La Suède condamnée à libéraliser

Avec de telles décisions, la Commission européenne a rapidement aiguisé les appétits des opérateurs privés. Au Luxembourg, en Suède, en Belgique, les attaques se sont multipliées contre les bailleurs sociaux pour atteinte à la libre concurrence. Au total, 7,6 millions de ménages sont directement menacés par ces plaintes. « Ce fut le cas en France, avec deux plaintes récemment déposées récemment par l’Union nationale de la propriété immobilière contre deux bailleurs français », 
raconte Laurent Ghekière, représentant à Bruxelles de l’Union sociale pour l’habitat, qui s’est porté partie prenante au procès aux côtés des bailleurs sociaux néerlandais et de ses homologues européens, fédérés au sein du Cecodhas. Ils seront rejoints, lors de la procédure orale, par l’État belge, qui a déjà fait part de son intention d’intervenir au procès. Mais l’USH attend toujours de savoir ce que compte faire l’État français…

À quelques jours des élections européennes, le « Dutch Case », dont l’issue est attendue à l’automne, est révélateur de l’intervention accrue de la Commission européenne concernant le service public de logement, qui relève d’une responsabilité partagée avec les États membres.La situation s’est encore aggravée avec la crise économique et budgétaire.

Au nom de la surveillance de la zone euro, la Commission émet dorénavant directement des recommandations aux États membres au nom de l’équilibre budgétaire, au mépris des parlements nationaux. Au dernier sommet européen, la Suède s’est vu intimer l’ordre de libéraliser les prix des loyers, qui étaient fixés jusque-là par les offices publics du logement dans chaque commune. François Hollande a voté ces recommandations alors même qu’était adoptée en France la loi Alur sur l’encadrement des loyers. Bel exemple de schizophrénie de nos gouvernants à Bruxelles. En Grèce, l’organisme en charge de faire de l’accession sociale à la propriété, avec un mécanisme équivalent au 1 % logement français, a été supprimé du jour au lendemain sous l’effet de la troïka et de la Commission européenne.

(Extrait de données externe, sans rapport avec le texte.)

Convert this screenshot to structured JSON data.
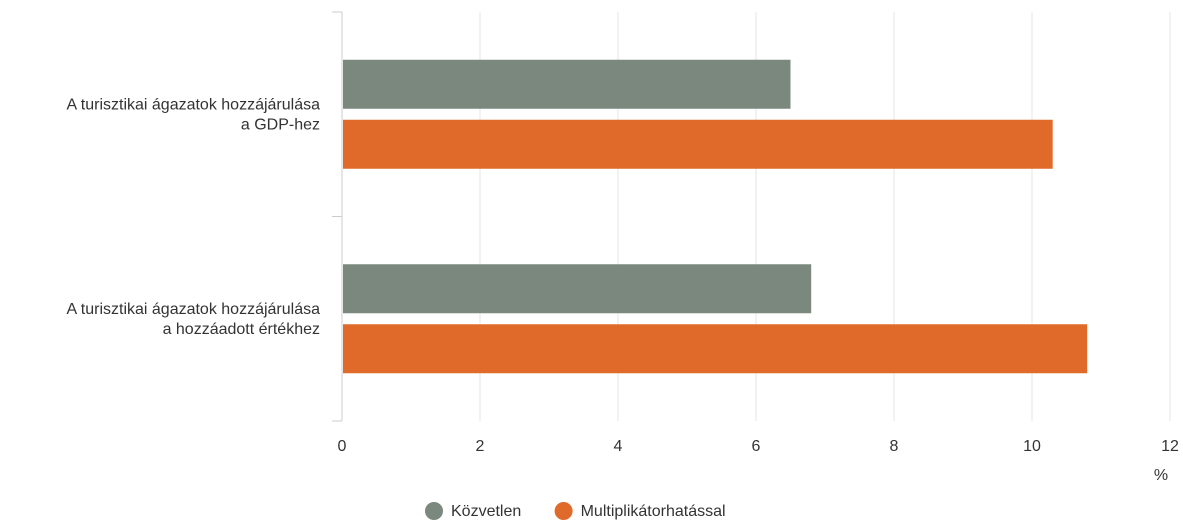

En Espagne et au Portugal, les organismes de logements sociaux subsistent mais sont asphyxiés par l’austérité. Pourtant, dans tous les pays du Sud, le secteur privé a fait la preuve de son inefficacité. Hier, la Banque d’Espagne a annoncé que 50 000 logements ont été saisis en 2013 par les banques ibériques, qui vont s’ajouter aux 3,4 millions de logements vides dans ce pays. Un autre record d’Europe. Et le logement social pourrait être aussi attaqué par l’harmonisation des taux de TVA ou la révision des directives services, alerte l’USH, qui organise une journée de débat sur les impacts des élections européennes sur l’avenir du logement social, mercredi. Le lendemain, c’est le Front de gauche qui organise un débat à Paris.

« Le vote de dimanche a clairement une incidence sur la construction des logements sociaux ou le montant de la quittance », alerte Eddie Jacquemart, président de la Confédération nationale du logement, qui relaie sur l’ensemble du territoire les revendications paneuropéennes rédigées avec le syndicat international des locataires (International Union of Tenants), exigeant « un nouveau plan Marshall pour le logement social » et « d’arrêter de considérer l’accession à la propriété comme une finalité exclusive ».

Pierre DUQUESNE


Article paru dans l’Humanité du 20 mai 2014.